If you own retail property or a restaurant and are considering an improvement, the time to act is now!
The recently passed American Taxpayer Relief Act provides immediate incentives for retail property and restaurant property owners.
Under pre-Act law, qualified restaurant property and qualified retail improvement property that was placed in service before 2012 was included in the 15-year MACRS class for depreciation purposes—that is, such property was depreciated over 15 years under MACRS. This law sunset on 1/1/12, but Congress reinstated it retroactively.
New law. The 2012 Taxpayer Relief Act retroactively extends for two years the inclusion of qualified leasehold improvement property, qualified restaurant property and qualified retail improvement property in the 15-year MACRS class.
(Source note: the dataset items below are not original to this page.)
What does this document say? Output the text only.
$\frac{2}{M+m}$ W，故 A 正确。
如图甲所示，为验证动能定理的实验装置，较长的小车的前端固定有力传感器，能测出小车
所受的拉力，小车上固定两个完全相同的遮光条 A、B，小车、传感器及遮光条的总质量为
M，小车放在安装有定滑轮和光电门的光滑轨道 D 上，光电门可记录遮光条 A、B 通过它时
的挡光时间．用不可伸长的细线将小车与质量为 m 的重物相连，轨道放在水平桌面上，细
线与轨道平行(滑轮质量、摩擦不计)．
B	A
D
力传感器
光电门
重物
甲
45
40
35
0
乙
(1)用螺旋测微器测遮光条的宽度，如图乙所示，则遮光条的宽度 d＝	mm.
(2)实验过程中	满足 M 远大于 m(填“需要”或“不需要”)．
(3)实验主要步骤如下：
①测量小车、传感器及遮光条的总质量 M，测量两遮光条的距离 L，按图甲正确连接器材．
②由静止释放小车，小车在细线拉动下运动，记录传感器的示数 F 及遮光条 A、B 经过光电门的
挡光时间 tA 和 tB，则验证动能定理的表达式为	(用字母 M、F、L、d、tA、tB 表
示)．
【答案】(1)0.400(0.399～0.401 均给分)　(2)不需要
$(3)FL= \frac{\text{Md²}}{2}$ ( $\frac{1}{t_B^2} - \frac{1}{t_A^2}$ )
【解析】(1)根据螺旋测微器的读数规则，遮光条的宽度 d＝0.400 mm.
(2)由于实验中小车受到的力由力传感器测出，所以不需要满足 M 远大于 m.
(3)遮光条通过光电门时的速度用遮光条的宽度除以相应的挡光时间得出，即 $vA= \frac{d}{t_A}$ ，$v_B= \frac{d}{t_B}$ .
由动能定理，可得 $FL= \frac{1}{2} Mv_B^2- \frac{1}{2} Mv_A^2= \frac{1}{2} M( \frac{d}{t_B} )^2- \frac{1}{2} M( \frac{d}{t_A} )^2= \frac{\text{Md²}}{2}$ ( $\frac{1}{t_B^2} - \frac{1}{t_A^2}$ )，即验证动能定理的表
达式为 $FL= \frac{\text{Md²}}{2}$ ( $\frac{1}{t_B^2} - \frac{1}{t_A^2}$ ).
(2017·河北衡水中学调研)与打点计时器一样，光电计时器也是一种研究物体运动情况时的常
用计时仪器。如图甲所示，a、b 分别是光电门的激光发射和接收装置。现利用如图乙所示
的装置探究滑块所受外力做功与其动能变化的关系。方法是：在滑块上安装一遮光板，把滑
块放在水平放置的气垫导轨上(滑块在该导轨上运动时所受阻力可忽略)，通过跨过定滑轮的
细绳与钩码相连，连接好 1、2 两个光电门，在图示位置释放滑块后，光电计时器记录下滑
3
Such property qualifies for 15-year recovery if it is placed in service before Jan. 1, 2014. (Code Sec. 168(e)(3)(E), and Code Sec. 168(e)(8)(E), as amended by Act Sec. 311)
Here are some additional details.
Qualified restaurant property
(A) In general. The term “qualified restaurant property” means any section 1250 property which is—
(i) a building, or
(ii) an improvement to a building,
if more than 50 percent of the building’s square footage is devoted to preparation of, and seating for on-premises consumption of, prepared meals.
(B) Exclusion from bonus depreciation. Property described in this paragraph shall not be considered qualified property for purposes of subsection (k).
Qualified retail improvement property
(A) In general. The term “qualified retail improvement property” means any improvement to an interior portion of a building which is nonresidential real property if—
(i) such portion is open to the general public and is used in the retail trade or business of selling tangible personal property to the general public, and
(ii) such improvement is placed in service more than 3 years after the date the building was first placed in service.
(B) Improvements made by owner. In the case of an improvement made by the owner of such improvement, such improvement shall be qualified retail improvement property (if at all) only so long as such improvement is held by such owner. Rules similar to the rules under paragraph (6)(B) shall apply for purposes of the preceding sentence.
(C) Certain improvements not included. Such term shall not include any improvement for which the expenditure is attributable to—
(i) the enlargement of the building,
(ii) any elevator or escalator,
(iii) any structural component benefitting a common area, or
(iv) the internal structural framework of the building.
(D) Exclusion from bonus depreciation. Property described in this paragraph shall not be considered qualified property for purposes of subsection (k).